Mint Marks: Mintmark of the Kremnica Mint: the mint's logo. Located in the middle of the lower right quadrant, inner circle.
National Identification: Text: 'SLOVENSKO'; Local short form of Slovakia.
Issuing volume: 1 million coins
Date of issue: 17 November 2009
Face value: 2 euro
Diameter: 25.75 mm
Thickness: 2.2 mm
Weight: 8.5 gr
Composition BiAlloy (Nk/Ng), ring Cupronickel (75% copper - 25% nickel clad on nickel core), center Nickel brass
On November 17, 1989 (International Students' Day), riot police suppressed a student demonstration in Prague. That event sparked a series of demonstrations from November 19 to late December. By November 20, the number of protesters assembled in Prague had grown from 200,000 the previous day to an estimated 500,000. A two-hour general strike involving all citizens of Czechoslovakia was held on November 27. On November 24, the entire top leadership of the Communist Party, including General Secretary Miloš Jakeš, resigned.
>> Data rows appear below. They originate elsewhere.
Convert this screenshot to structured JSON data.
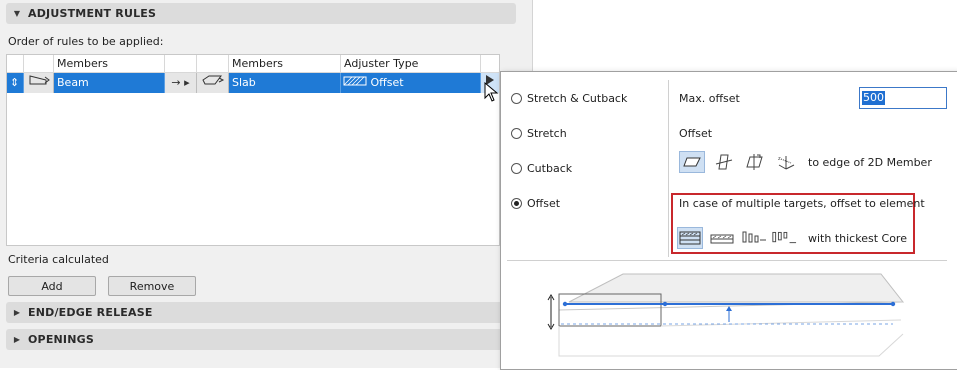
{
  "sections": {
    "adjustment_rules": "ADJUSTMENT RULES",
    "end_edge_release": "END/EDGE RELEASE",
    "openings": "OPENINGS"
  },
  "order_label": "Order of rules to be applied:",
  "grid": {
    "headers": {
      "members_1": "Members",
      "members_2": "Members",
      "adjuster_type": "Adjuster Type"
    },
    "row": {
      "member_1": "Beam",
      "member_2": "Slab",
      "adjuster": "Offset"
    }
  },
  "criteria_label": "Criteria calculated",
  "buttons": {
    "add": "Add",
    "remove": "Remove"
  },
  "popup": {
    "options": {
      "stretch_cutback": "Stretch & Cutback",
      "stretch": "Stretch",
      "cutback": "Cutback",
      "offset": "Offset"
    },
    "selected_option": "Offset",
    "max_offset_label": "Max. offset",
    "max_offset_value": "500",
    "offset_label": "Offset",
    "to_edge_label": "to edge of 2D Member",
    "multiple_targets_label": "In case of multiple targets, offset to element",
    "thickest_core_label": "with thickest Core"
  },
  "colors": {
    "selection": "#1f7ad6",
    "highlight_box": "#c8282c",
    "preview_line": "#2d6fd6"
  }
}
In response to the collapse of other Warsaw Pact governments and the increasing street protests, the Communist Party of Czechoslovakia announced on November 28 that it would relinquish power and dismantle the single-party state. Two days later, the legislature formally deleted the sections of the Constitution giving the Communists a monopoly of power. Barbed wire and other obstructions were removed from the border with West Germany and Austria in early December. On December 10, President Gustáv Husák appointed the first largely non-communist government in Czechoslovakia since 1948, and resigned. Alexander Dubček was elected speaker of the federal parliament on December 28 and Václav Havel the President of Czechoslovakia on December 29, 1989.
In June 1990, Czechoslovakia held its first democratic elections since 1946.
The term Velvet Revolution was coined by Rita Klímová, the dissidents' English translator who later became the ambassador to the United States. The term was used internationally to describe the revolution, although the Czechs also used the term internally. After the dissolution of Czechoslovakia in 1993, Slovakia used the term Gentle Revolution, the term that Slovaks used for the revolution from the beginning. The Czech Republic continues to refer to the event as the Velvet Revolution.